China battles multiple outbreaks, driven by stealth omicron

China banned most people from leaving a coronavirus-hit northeastern
province and mobilized military reservists Monday as the
fast-spreading “stealth omicron” variant fuels the country's biggest
outbreak since the start of the pandemic two years ago.
The National Health Commission reported 1,337 locally transmitted
cases in the latest 24-hour period, including 895 in the industrial
province of Jilin. A government notice said that police permission
would be required for people to leave the area or travel from one
city to another (https://abcn.ws/36rA7oI).
The hard-hit province sent 7,000 reservists to help with the
response, from keeping order and registering people at testing
centers to using drones to carry out aerial spraying and
disinfection, state broadcaster CCTV reported.
Hundreds of cases were reported in other provinces and cities
along China's east coast and inland as well. Beijing, which had six
new cases, and Shanghai, with 41, locked down residential and
office buildings where infected people had been found.
“Every day when I go to work, I worry that if our office building
will suddenly be locked down then I won’t be able to get home, so
I have bought a sleeping bag and stored some fast food in the office
in advance, just in case,” said Yimeng Li, a Shanghai resident.
While mainland China's numbers are small compared to many other
countries, and even the semi-autonomous city of Hong Kong, they are
the highest since COVID-19 killed thousands in the central city of
Wuhan in early 2020. No deaths have been reported in the latest
outbreaks.
Hong Kong on Monday reported 26908 new cases and 249 deaths in
its latest 24-hour period. The city counts its cases differently than
the mainland, combining both rapid antigen tests and PCR test
results.
The city's leader, Carrie Lam, said authorities would not tighten
pandemic restrictions for now. “I have to consider whether the
public, whether the people would accept further measures,” she said
at a press briefing.
Mainland China has seen relatively few infections since the initial
Wuhan outbreak as the government has held fast to its zero-tolerance
strategy, which is focused on stopping transmission of the
coronavirus by relying on strict lockdowns and mandatory quarantines
for anyone who has come into contact with a positive case.
The government has indicated it will continue to stick to its
strategy of stopping transmission for the time being.
Officials on Sunday locked down the southern city of Shenzhen, which
has 17.5 million people and is a major tech and finance hub that
borders Hong Kong.
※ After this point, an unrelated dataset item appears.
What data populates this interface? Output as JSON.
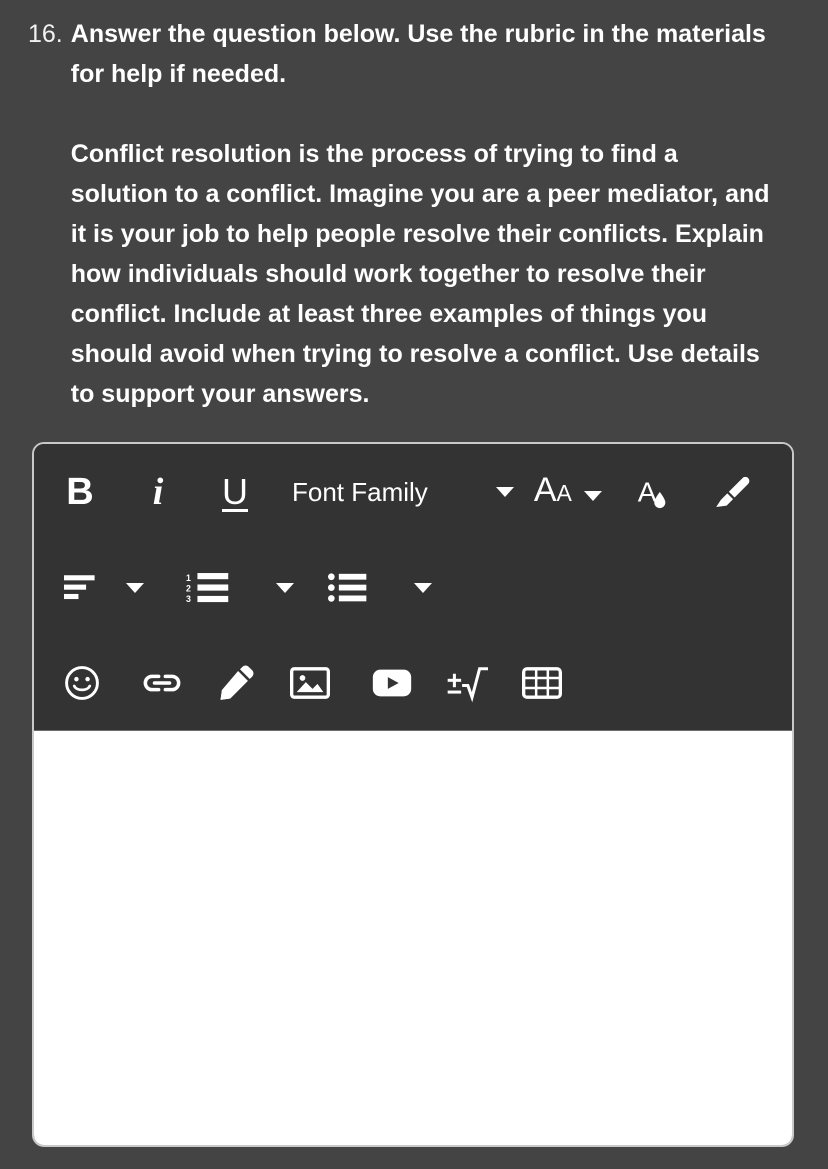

That followed the lockdown of Changchun,
home to 9 million people in Jilin province, starting last Friday.
On Monday, Zhang Wenhong, a prominent infectious disease expert
at a hospital affiliated with Shanghai's Fudan University noted in
an essay for China's business outlet Caixin, that the numbers for the
mainland were still in the beginning stages of an “exponential rise.”
China's vast passenger rail network said it would cut service
significantly, and both China Railway and airlines said they would
offer free refunds to people who had already bought tickets. Shanghai
suspended bus service to other cities and provinces.
Shanghai has recorded 713 cases in March, of which 632 are
asymptomatic cases. China counts positive and asymptomatic cases
separately in its national numbers. Schools in China's largest city
have switched to remote learning.
In Beijing, several buildings were sealed off over the weekend.
Residents said they were willing to follow the zero-tolerance
policies despite any personal impact.
“I think only when the epidemic is totally wiped out can we ease
up," said Tong Xin, 38, a shop owner in the Silk Market, a
tourist-oriented mall in the Chinese capital.
Much of the current outbreak across Chinese cities is being driven
by the variant commonly known as “stealth omicron," or the B.A.2
lineage of the omicron variant, Zhang noted. Early research suggests
it spreads faster than the original omicron, which itself spread
faster than the original virus and other variants.
“But if our country opens up quickly now, it will cause a large
number of infections in people in a short period of time," Zhang
wrote Monday. "No matter how low the death rate is, it will still
cause a run on medical resources and a short term shock to social
life, causing irreparable harm to families and society.”